Hadron therapy shows potential to improve the effectiveness of cancer radiotherapy. By exploiting the characteristic depth-dose distributions of hadrons in tissues (the Bragg peak), the technique offers precise delivery of radiation dose. The large gradients of the highly conformal dose distribution, however, make it critical to precisely and accurately plan the radiation field, align it with the target, and determine the stopping power of the ions. Current methods to do this have an uncertainty on the predicted range of 3–4%.

Advanced methods for absolute range verification are in development throughout the world. Researchers at Heidelberg University Hospital and the German Cancer Research Center (DKFZ) have developed a prototype detection system for helium-beam radiography (αRad) using silicon pixel detectors. The long-term goal of this research project is to develop a range verification method based on αRad.

The team has successfully demonstrated a proof-of-principle of αRAD, based on energy deposition measurements of single ions in thin layers, ion tracking and identification. In one key result, they showed that the rejection of secondary hydrogen ions originating from nuclear interactions distinctly improved the contrast-to-noise ratio (CNR) of the radiographs (Med Phys. 45 817).

Lead author Tim Gehrke and colleagues created a prototype detection system consisting of three parallel silicon pixel detectors. The team selected pixel detectors (the CERN-developed Timepix chip) because they can measure the position of an ion in a single thin layer, and also provide unambiguous position determination in cases where multiple ions hit the detector in the same time window. These capabilities facilitated the construction of the ion track, and result in small multiple Coulomb scattering (MCS) in the tracking system.

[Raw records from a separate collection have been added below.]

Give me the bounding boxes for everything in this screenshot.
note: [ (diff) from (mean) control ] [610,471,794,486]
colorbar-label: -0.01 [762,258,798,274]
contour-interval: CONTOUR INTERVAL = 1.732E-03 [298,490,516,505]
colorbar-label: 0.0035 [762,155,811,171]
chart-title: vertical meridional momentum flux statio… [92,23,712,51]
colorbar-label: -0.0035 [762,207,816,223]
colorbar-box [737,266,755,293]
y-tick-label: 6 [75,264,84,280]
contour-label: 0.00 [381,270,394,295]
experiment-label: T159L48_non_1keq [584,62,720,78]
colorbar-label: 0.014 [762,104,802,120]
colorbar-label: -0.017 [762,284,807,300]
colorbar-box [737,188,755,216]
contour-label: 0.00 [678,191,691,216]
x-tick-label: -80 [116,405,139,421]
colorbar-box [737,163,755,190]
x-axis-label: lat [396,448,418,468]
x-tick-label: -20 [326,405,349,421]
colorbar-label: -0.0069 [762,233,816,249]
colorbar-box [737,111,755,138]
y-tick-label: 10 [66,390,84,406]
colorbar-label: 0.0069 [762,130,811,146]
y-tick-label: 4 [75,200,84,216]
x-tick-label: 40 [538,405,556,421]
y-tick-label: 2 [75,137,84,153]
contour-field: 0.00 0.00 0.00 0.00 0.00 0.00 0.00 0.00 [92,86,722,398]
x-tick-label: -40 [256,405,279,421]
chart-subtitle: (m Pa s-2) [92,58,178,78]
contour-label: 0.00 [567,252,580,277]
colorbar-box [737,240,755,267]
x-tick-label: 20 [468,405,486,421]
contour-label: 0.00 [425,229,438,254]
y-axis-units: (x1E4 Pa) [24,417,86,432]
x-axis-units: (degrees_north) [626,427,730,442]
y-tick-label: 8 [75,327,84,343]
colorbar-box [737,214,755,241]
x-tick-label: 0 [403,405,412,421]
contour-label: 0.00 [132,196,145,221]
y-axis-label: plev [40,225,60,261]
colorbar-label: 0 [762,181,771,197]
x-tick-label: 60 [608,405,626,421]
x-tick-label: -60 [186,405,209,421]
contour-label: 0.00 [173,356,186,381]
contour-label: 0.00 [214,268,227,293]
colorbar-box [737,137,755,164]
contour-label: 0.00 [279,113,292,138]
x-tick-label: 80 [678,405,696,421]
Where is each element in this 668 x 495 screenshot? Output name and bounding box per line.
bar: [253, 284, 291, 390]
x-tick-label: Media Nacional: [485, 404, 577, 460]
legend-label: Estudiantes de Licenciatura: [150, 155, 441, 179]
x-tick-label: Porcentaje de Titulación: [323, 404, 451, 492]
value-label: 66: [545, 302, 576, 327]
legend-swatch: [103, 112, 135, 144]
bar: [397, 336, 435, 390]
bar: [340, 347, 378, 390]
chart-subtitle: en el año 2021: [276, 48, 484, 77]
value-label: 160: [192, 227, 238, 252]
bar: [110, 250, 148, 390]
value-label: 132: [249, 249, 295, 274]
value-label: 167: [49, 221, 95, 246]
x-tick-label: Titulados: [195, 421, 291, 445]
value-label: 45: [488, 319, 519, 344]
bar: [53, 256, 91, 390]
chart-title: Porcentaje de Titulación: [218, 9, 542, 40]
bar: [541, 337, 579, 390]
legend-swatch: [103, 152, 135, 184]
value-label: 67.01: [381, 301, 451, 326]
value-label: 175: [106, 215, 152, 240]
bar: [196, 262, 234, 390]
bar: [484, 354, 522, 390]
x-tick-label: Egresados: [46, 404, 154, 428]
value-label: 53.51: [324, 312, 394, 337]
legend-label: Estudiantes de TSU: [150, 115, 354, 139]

The team selected helium ions instead of protons because they reasoned that helium ions would generate a better spatial resolution and undergo less pronounced MCS in the object being imaged. Moreover, they expected to achieve this resolution gain without any disadvantage in terms of CNR or applied radiation dose compared with proton radiography.

Detector verification

The authors used a phantom comprising a 160 mm thick block of acrylic glass, approximately the size of a human head. The phantom had a mean water-equivalent thickness (WET) of 192 mm and contained maximal WET-variations of ±6 mm. They imaged the phantom with a 173 MeV/u helium ion beam at the Heidelberg Ion-Beam Therapy Center.

The detection system was placed behind the phantom to register the ions leaving it. The system enabled detection of single particles, so that any with energy deposition higher than a user-defined threshold (in this case 5 keV) could be identified. Three detector layers were deployed: two to measure the arrival time of the ions for tracking and one to measure the energy deposition of the single ions.

When a heavy charged particle impacts the detector, the signal spreads over several adjacent pixels, forming a cluster. The so-called cluster volume, which is the sum of the pixel values in a cluster, was converted into the energy deposition of the incident particle by pixel-wise calibration. The authors note that desirable signals for image formation are clusters caused by single incident ions traversing all three detector layers, creating a matched event. They selected clusters corresponding to helium ions that did not have artefacts or degraded information.

The authors performed data processing, tracking and backprojection of the ions, calculated CNR, estimated the delivered dose and evaluated spatial resolution. They reported that this particular set-up achieved a spatial resolution of at least 1.15 lp/mm for, as well as a resolution of relative thickness differences of 1.2%, at a dose level typical for diagnostic radiography.

Range verification

Helium-beam radiography can be applied as an image-guidance tool for proton, helium and carbon-ion radiotherapy. Gehrke explained that a goal of αRad is to measure WET maps that might be used for in vivo range verification.

“Since the WET measured by αRad retains its validity for proton and carbon-ion beams, αRad is in this respect equally useful for proton, helium and carbon-ion therapy,” he said. “From a practical standpoint, αRad is especially interesting for helium-beam therapy, because this combination of imaging and treatment modality would not require any ion-type switching during the whole process. The applicability of αRad for intra-fractional imaging in proton or carbon-ion treatments will depend on the speed of the ion-type switching of a particular facility.”

The researchers have also recently performed an in-depth comparison of proton and helium-beam radiography, using the silicon pixel detectors and the data processing procedures that they developed. The detection system could be successfully applied to perform αRad, as well as proton radiography (pRad). This research showed theoretically and experimentally that helium ions provide a higher spatial resolution compared with to protons, retaining the same CNR at a comparable dose (Phys. Med. Biol. 63 035037).

Gehrke says that the team is currently focusing on new ideas and concepts to overcome two major limitations of the method. They are working on the extension of the sensitive WET range (currently about 12 mm) in which a high CNR can be achieved. They are also developing methods to decrease the acquisition time of radiographs measured by their prototype detection system, therefore requiring silicon pixel detectors with a higher readout speed.